Was könnte es also Schöneres geben, als ständig eine riesige Musikauswahl parat zu haben, in der je nach Laune der passende Song nur einen Klick weit weg ist? Ganz gleich ob zuhause, in der U-Bahn, bei Freunden oder am Arbeitsplatz: Musikstreaming-Dienste ermöglichen genau das. Sie verschaffen Zugang zu zirka 20 Millionen Songs, ohne dass Musikbegeisterte CD-Regale oder Festplatten voller Alben pflegen oder mitschleppen müssen. Die Musik liegt in der Cloud (Englisch für Wolke), also auf Speichern im Internet. Will der Nutzer einen Song hören, lädt er ihn Stück für Stück auf Computer, Smartphone oder Tablet herunter – und zwar während er das Lied bereits hört. Anschließend verschwindet der Song irgendwann wieder aus dem Zwischenspeicher. Dieses Verfahren nennt sich „Streaming“, vom englischen Wort für Strömung.
Wir haben die Premiumangebote von neun Streaming-Diensten getestet . Für 10 Euro im Monat können Musikfans bei einem solchen Angebot das Repertoire durchforsten und Lieder zuhause oder unterwegs anhören. Das Fazit: Die Musikauswahl überzeugt, weist aber prominente Lücken auf. Die Klangqualität kann sich hören lassen. Schwächen leisten sich die Dienste bei den Kundeninformationen, beim Umgang mit Nutzerdaten und in den allgemeinen Geschäftsbedingungen mit kritischen Klauseln.
Rolling Stones ja, Beatles nein


Wer auf dem Computer, dem Smartphone oder Tablet in die Musikbibliothek abtauchen will, für den ist wichtig, dass sie auch alle Lieblingssongs enthält.

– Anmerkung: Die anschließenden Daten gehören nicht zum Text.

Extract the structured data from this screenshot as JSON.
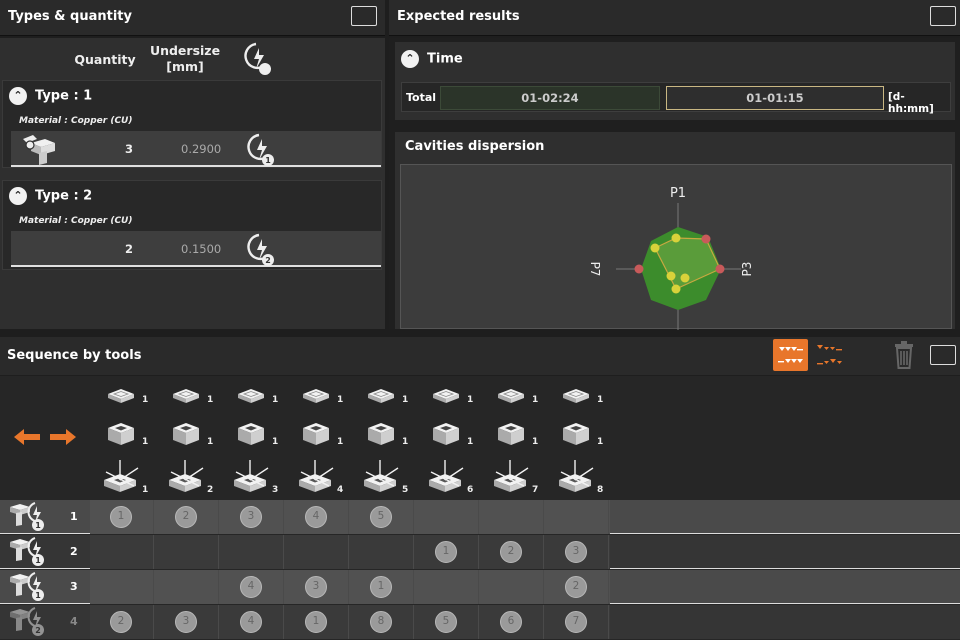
{
  "left_panel": {
    "title": "Types & quantity"
  },
  "columns": {
    "quantity": "Quantity",
    "undersize": "Undersize",
    "undersize_unit": "[mm]"
  },
  "types": [
    {
      "title": "Type : 1",
      "material": "Material : Copper (CU)",
      "quantity": "3",
      "undersize": "0.2900",
      "badge": "1"
    },
    {
      "title": "Type : 2",
      "material": "Material : Copper (CU)",
      "quantity": "2",
      "undersize": "0.1500",
      "badge": "2"
    }
  ],
  "right_panel": {
    "title": "Expected results"
  },
  "time": {
    "title": "Time",
    "total_label": "Total",
    "value1": "01-02:24",
    "value2": "01-01:15",
    "unit": "[d-hh:mm]"
  },
  "dispersion": {
    "title": "Cavities dispersion",
    "axis_top": "P1",
    "axis_left": "P7",
    "axis_right": "P3"
  },
  "sequence": {
    "title": "Sequence by tools",
    "columns": [
      {
        "a": "1",
        "b": "1",
        "c": "1"
      },
      {
        "a": "1",
        "b": "1",
        "c": "2"
      },
      {
        "a": "1",
        "b": "1",
        "c": "3"
      },
      {
        "a": "1",
        "b": "1",
        "c": "4"
      },
      {
        "a": "1",
        "b": "1",
        "c": "5"
      },
      {
        "a": "1",
        "b": "1",
        "c": "6"
      },
      {
        "a": "1",
        "b": "1",
        "c": "7"
      },
      {
        "a": "1",
        "b": "1",
        "c": "8"
      }
    ],
    "rows": [
      {
        "label": "1",
        "badge": "1",
        "cells": [
          "1",
          "2",
          "3",
          "4",
          "5",
          "",
          "",
          ""
        ]
      },
      {
        "label": "2",
        "badge": "1",
        "cells": [
          "",
          "",
          "",
          "",
          "",
          "1",
          "2",
          "3"
        ]
      },
      {
        "label": "3",
        "badge": "1",
        "cells": [
          "",
          "",
          "4",
          "3",
          "1",
          "",
          "",
          "2"
        ]
      },
      {
        "label": "4",
        "badge": "2",
        "cells": [
          "2",
          "3",
          "4",
          "1",
          "8",
          "5",
          "6",
          "7"
        ]
      }
    ]
  },
  "colors": {
    "accent": "#e8762b",
    "chart_green": "#3c8c2c",
    "point_yellow": "#d8d23a",
    "point_red": "#c85a5a"
  }
}
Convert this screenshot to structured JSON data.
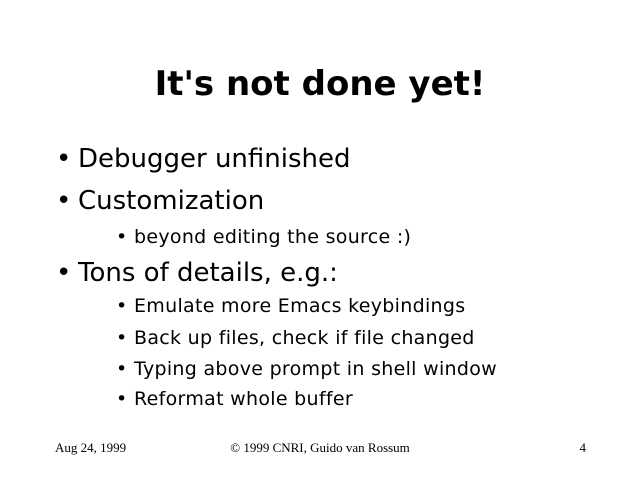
{
  "slide": {
    "title": "It's not done yet!",
    "bullet_glyph": "•",
    "items": [
      {
        "text": "Debugger unfinished"
      },
      {
        "text": "Customization",
        "subitems": [
          {
            "text": "beyond editing the source :)"
          }
        ]
      },
      {
        "text": "Tons of details, e.g.:",
        "subitems": [
          {
            "text": "Emulate more Emacs keybindings"
          },
          {
            "text": "Back up files, check if file changed"
          },
          {
            "text": "Typing above prompt in shell window"
          },
          {
            "text": "Reformat whole buffer"
          }
        ]
      }
    ],
    "footer": {
      "date": "Aug 24, 1999",
      "copyright": "© 1999 CNRI, Guido van Rossum",
      "page_number": "4"
    }
  }
}
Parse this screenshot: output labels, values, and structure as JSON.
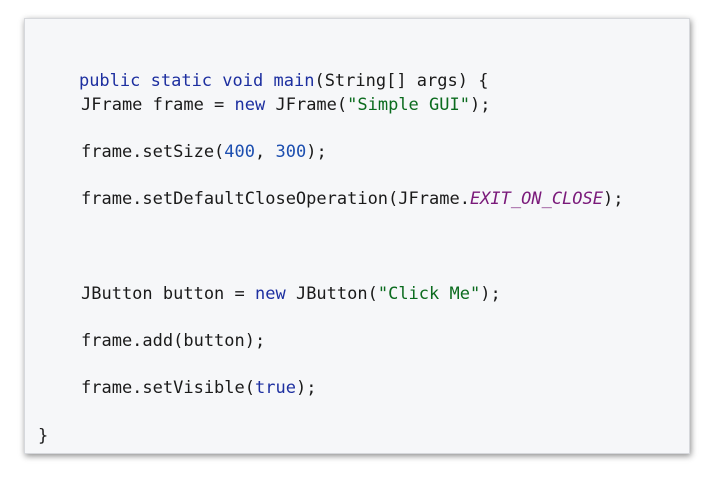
{
  "code": {
    "line1": {
      "kw_public": "public",
      "kw_static": "static",
      "kw_void": "void",
      "method": "main",
      "rest": "(String[] args) {"
    },
    "line2": {
      "decl": "JFrame frame = ",
      "kw_new": "new",
      "ctor": " JFrame(",
      "str": "\"Simple GUI\"",
      "end": ");"
    },
    "line3": {
      "call": "frame.setSize(",
      "num1": "400",
      "sep": ", ",
      "num2": "300",
      "end": ");"
    },
    "line4": {
      "call": "frame.setDefaultCloseOperation(JFrame.",
      "const": "EXIT_ON_CLOSE",
      "end": ");"
    },
    "line6": {
      "decl": "JButton button = ",
      "kw_new": "new",
      "ctor": " JButton(",
      "str": "\"Click Me\"",
      "end": ");"
    },
    "line7": {
      "text": "frame.add(button);"
    },
    "line8": {
      "call": "frame.setVisible(",
      "kw_true": "true",
      "end": ");"
    },
    "line9": {
      "text": "}"
    }
  }
}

Im Test haben wir die Auswahl anhand einer Liste von 100 Alben abgeprüft, die wir unter anderem mithilfe anerkannter Musikexperten zusammengestellt haben: jeweils 20 Alben aus Rock und Pop national wie international, Schlager, Jazz und Klassik. Am besten schneiden Spotify mit 84 und Simfy mit 83 gefundenen Alben ab. Auch die anderen Dienste müssen sich nicht verstecken. Einzig Sony Music Unlimited und Rara sind befriedigend.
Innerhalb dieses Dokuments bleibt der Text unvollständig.